Rebecca Marsland followed with a fascinating insight into the politics of bee-hives, and how beekeepers meticulously allow for these to maximise the health (and, it must be said, productivity) of their bees. We closed with Maythe Han’s extraordinary self-ethnography. Maythe gave a moving account of how her disability has altered her temporality (to ‘crip time’), but also how rescuing Frank (her handsome Border Collie mix) from Russia has helped re-orient her sense of time and purpose while navigating her disability. Not only was Maythe’s paper raw and moving, but the structure of the workshop allowed for a nice visual representation of its themes: Frank refused to let Maythe hog all the limelight, and curled up at her feet during her talk.
And so we drew to a close.
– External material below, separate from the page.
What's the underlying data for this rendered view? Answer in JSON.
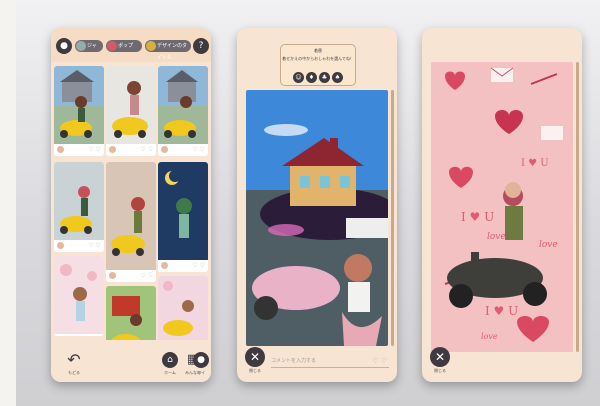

Over the past few weeks, I’ve been reflecting on some outcomes and common threads from the day, beyond the (slightly) facetious suggestion that I should be allowed to bring one of the Gorgie Tamworths next time:
- The possibility that animals can be part of academic space: confirmed
- The difficulties and allowances that need to be made for them (e.g. comfort breaks, silent clapping)
- The irreverence which the animals brought allowed for ice-breaking, but also brought a paradoxical sense of calm, and this actually facilitated academic discussion
- The success of physical, interactive break-out sessions
- Guerrilla ethnographies and their usefulness
So what next? Not to put undue pressure on Sayre, Andrew and Jesse, but. The people (and the pups) demand a repeat performance: an annual gathering where we can keep pushing the boundaries of what it means to be More Than Human.